The positions are c.1084G>A、c.1876T>C、c.1520G>A、c.1618G>A、c.328C>T、c.1820G>C、c.112T>G、c.448G>A、c.1818G>C、c.88C>T、c.1337G>A、c.1120C>T、c.406G>A、c.935C>A、c.1304G>C、c.1145G>A、c.728T>C、c.155C>T、c.398G>C、c.1586A>G、c.307C>T、c.1391+618_1391+619delTC、c.530C>T、c.295G>A、c.266A>G、c.1653+151A>G、c.1715G>A、c.1523A>G、c.1135A>G、c.1016A>G、c.455A>G、c.148G>T、c.1477-70C>T、c.1091C>T、c.581+1G>A、c.1775delT、c.1693C>G、c.867G>A、c.1874_1875delGA、c.1457_1460delACTA、c.959A/G>C、c.959A>G、c.959A>C、c.-12G>A、c.454G>A、c.646C>T、c.1831C>T、c.1144C>T、c.1617C>T、c.526C>T、c.1061C>T、c.1429C>T、c.1244C>T、c.1856C>T、c.1051C>T、c.1244+1G>A、c.1222C>T、c.1521G>A、c.1069C>T、c.1484A>G、c.1881G>T、c.442C>T、c.1730G>T and c.1050G > C;

the nucleotide sequence of the probe corresponding to c.1084G > A is shown as SEQ ID No.1;

the nucleotide sequence of the probe corresponding to c.1391+618_1391+619delTC is shown as SEQ ID No.22;

the nucleotide sequence of the probe corresponding to c.5306 > T is shown as SEQ ID No.23;

the nucleotide sequence of the probe corresponding to c.1050G > C is shown as SEQ ID No.64;

The probe composition consists of the above probes.
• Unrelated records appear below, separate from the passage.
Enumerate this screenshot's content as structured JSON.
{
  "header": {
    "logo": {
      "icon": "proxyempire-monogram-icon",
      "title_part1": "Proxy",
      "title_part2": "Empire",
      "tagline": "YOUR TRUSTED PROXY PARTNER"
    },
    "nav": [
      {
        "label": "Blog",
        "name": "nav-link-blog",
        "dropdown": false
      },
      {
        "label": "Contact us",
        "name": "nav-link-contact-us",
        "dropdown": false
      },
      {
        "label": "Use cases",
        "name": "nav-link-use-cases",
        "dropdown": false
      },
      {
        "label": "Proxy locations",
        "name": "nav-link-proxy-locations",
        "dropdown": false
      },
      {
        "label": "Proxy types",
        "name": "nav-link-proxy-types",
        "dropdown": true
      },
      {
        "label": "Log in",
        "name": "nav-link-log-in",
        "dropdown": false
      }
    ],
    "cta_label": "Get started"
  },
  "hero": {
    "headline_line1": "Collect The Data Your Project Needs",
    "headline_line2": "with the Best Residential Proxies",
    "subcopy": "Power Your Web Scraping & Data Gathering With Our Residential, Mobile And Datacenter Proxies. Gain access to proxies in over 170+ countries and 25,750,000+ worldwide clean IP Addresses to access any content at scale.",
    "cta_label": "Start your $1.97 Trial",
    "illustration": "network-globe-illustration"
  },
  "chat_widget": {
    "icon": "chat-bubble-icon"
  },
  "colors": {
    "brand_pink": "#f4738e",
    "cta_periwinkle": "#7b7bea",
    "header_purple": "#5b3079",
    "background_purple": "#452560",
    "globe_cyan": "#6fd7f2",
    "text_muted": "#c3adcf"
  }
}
2. A probe composition for detecting mucopolysaccharidosis type VII according to claim 1, characterized in that: in the probes with the nucleotide sequences of SEQ ID No. 1-64, the tail end of the probe with the head end of A/T carries allophycocyanin fluorescent groups, and the tail end of the probe with the head end of G/C carries phycoerythrin fluorescent groups.

3. A reagent for detecting mucopolysaccharidosis type VII, characterized in that the reagent comprises the probe composition of any of claims 1-2.

4. A kit for detecting mucopolysaccharidosis type VII, characterized in that it comprises a probe composition according to any one of claims 1-2.

5. A kit for detecting mucopolysaccharidosis type VII according to claim 4, wherein: the number of probes with the nucleotide sequence SEQ ID No.1～2、SEQ ID No.4～6、SEQ ID No.9、SEQ ID No.12～16、SEQ ID No.19～20、SEQ ID No.22、SEQ ID No.24～26、SEQ ID No.29～30、SEQ IDNo.32、SEQ ID No.34～36、SEQ ID No.45～49、SEQ ID No.53～54、SEQ ID No.56～57、SEQID No.59、SEQ ID No.61～62 in the kit is two, and the number of the rest probes is one.

6. A kit for detecting mucopolysaccharidosis type VII according to any of claims 4-5, characterized in that: the kit also comprises a denaturation mixed solution, an amplification mixed solution, a fragmentation mixed solution, a precipitation mixed solution and a hybridization mixed solution.